The trip to Tanzania was to cover clean drinking water projects near Arusha and it was going to be a very different to any of my other trips to this continent. Like the good English person I am, let me start with the weather. There was none of that dry, African heat. When we arrived at Kilimanjaro airport, lightening was dramatically silhouetting the mountain and that night the heavens opened. We were working in rural communities a couple ofhours outside Arusha. This was the first time I had seen rural Africa and to see it in a flood was quite a shock. Water covered most of the fields and any large dips in the road became treacherous river crossings where many people were getting stuck. Since the reason for our trip was water, the rainset the tone for our whole trip.
The first place we visited was an Aids project, which looked after people who had contracted the HIV virus. It turned out that diarrhoea caused by dirty drinking water was a huge killer among this group. They had a well and the water being pulled from it looked clear because of the rain, but was far from clean.

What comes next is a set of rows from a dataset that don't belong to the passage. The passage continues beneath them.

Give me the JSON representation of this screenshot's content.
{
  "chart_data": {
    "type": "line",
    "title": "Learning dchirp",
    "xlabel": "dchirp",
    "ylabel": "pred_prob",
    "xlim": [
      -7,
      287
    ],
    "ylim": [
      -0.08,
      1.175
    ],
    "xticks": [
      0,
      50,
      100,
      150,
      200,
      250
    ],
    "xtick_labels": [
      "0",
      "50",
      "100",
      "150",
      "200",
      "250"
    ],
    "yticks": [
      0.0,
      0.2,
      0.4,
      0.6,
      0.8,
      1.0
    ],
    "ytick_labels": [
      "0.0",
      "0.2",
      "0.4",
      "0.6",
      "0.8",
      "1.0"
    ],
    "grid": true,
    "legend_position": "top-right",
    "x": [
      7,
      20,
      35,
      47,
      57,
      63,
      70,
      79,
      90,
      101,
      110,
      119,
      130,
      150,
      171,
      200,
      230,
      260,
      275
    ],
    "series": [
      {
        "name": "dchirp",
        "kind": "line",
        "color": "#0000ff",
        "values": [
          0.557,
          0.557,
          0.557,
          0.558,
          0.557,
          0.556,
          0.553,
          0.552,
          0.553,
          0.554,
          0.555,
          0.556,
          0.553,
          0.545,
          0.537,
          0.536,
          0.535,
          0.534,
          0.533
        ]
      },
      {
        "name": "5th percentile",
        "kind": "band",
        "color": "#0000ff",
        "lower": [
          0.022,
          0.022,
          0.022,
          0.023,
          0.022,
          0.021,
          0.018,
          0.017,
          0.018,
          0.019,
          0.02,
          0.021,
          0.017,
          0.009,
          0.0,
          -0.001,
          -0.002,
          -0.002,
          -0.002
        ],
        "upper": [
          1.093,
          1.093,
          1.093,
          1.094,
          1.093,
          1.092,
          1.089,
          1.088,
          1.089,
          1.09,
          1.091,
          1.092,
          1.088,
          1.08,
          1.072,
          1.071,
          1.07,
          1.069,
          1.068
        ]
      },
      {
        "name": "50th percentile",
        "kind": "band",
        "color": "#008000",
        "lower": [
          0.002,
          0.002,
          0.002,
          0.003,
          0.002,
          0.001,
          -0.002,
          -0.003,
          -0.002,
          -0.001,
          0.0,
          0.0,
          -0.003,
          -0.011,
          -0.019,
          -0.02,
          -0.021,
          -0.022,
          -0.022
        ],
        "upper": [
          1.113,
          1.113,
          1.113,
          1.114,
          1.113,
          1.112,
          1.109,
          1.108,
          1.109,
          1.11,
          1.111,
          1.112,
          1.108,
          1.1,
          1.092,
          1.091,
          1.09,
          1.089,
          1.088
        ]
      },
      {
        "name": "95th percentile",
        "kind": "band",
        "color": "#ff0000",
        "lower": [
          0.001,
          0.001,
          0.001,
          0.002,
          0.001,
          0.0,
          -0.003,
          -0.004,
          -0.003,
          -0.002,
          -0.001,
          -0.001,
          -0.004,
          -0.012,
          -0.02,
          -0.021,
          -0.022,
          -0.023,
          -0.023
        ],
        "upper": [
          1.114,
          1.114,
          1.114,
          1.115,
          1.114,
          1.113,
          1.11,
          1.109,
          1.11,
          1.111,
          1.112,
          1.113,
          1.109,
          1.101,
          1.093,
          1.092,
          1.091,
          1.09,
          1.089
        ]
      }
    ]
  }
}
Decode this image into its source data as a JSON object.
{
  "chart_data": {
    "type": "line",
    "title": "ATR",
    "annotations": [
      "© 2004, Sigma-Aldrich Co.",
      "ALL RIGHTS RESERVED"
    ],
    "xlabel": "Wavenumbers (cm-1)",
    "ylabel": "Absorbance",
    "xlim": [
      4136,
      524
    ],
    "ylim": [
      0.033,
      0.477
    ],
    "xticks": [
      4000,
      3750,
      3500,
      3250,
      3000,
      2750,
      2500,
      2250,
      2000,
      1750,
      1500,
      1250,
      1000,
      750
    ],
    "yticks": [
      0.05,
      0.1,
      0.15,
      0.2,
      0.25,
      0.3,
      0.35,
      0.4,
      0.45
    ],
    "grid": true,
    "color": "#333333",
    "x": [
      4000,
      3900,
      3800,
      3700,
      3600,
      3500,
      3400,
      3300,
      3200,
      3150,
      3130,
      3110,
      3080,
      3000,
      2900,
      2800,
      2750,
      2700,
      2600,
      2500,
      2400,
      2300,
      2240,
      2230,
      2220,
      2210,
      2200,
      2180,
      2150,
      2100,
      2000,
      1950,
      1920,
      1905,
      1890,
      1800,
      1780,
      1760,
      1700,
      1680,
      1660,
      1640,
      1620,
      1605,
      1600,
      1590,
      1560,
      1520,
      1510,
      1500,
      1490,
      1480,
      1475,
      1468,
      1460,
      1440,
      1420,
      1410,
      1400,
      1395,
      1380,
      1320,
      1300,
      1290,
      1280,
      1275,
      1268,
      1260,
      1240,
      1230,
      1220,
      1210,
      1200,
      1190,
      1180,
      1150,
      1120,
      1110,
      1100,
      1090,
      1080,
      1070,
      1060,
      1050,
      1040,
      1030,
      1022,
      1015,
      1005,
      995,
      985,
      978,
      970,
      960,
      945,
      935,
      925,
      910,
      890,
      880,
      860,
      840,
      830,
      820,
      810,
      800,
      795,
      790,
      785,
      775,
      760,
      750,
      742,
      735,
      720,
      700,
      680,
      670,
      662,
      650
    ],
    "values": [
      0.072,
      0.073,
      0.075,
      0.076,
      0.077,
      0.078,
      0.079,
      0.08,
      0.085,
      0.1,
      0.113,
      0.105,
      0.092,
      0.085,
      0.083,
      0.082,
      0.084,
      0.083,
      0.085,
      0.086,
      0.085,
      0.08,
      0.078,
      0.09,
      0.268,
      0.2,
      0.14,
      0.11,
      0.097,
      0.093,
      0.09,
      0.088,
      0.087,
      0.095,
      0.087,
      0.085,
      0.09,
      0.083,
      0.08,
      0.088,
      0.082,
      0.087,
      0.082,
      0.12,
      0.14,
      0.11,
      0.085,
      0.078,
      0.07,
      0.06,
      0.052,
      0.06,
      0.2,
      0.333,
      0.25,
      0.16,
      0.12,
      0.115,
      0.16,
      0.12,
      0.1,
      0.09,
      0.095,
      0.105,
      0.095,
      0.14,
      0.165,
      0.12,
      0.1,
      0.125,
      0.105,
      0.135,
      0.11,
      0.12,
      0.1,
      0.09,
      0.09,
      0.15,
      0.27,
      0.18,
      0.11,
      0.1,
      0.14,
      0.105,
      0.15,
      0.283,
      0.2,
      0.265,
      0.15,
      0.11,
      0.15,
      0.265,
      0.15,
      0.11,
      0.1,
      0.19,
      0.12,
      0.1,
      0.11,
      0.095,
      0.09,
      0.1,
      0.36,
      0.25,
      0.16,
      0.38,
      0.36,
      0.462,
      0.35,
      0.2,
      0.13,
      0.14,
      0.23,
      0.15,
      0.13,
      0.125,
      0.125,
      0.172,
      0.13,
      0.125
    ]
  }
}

P&G has created a water purification powder that when stirred in to 10 litres of water, kills all bacteria, parasites and clears the water of any debris. So as the temperature outside had risen by this point, we were all drinking water pulled from a well only 20 minutes earlier. Considering that as a foreigner the advice is not to even brush your teeth with water from the tap, here I was drinking water from a source that had been killing people here before the packets arrived. That is pretty amazing!
On the next day we visited a Maasai community, this was a different world even to the one we had seen the day before. Save for the mobile phones (charged using a solar panel and a car battery) this little group of huts may as well have been medieval. Here one of the women was simply collecting water from a whole in the ground dug to collect rain water and to our eyes was a glorified puddle. Bearing in mind that this was the best of times and that in dry season finding any water was a struggle it was no surprise they were getting sick.
Working in Africa is never easy: I can’t speak Swahili; my skin is as white as the driven snow - all I have to do is think of the sun and I get sunburn, and things often work to a different time scale than our media-driven schedule. But if any of these were problems, they were very small. I found that learning the words for Hello, Smile and Thank You meant that I gained an unofficial ‘certificate in photographer’s Swahili’ – all you need to know to make things run smoothly.
Now, I have already mentioned I take joy from simply doing my job, but working in Tanzania was more than that. In London you get very used to your subjects ambivalence (at best) and open hostility (at worst) to having their picture taken. Not so here. Everyone was kind, helpful and excited by the prospect of being photographed. There was a natural openness to the way people behaved in front of the camera. No one changed when you lifted to the camera to your eye. When you don’t have to fight against that, it changes everything about the way you work and the photographs you get as a result.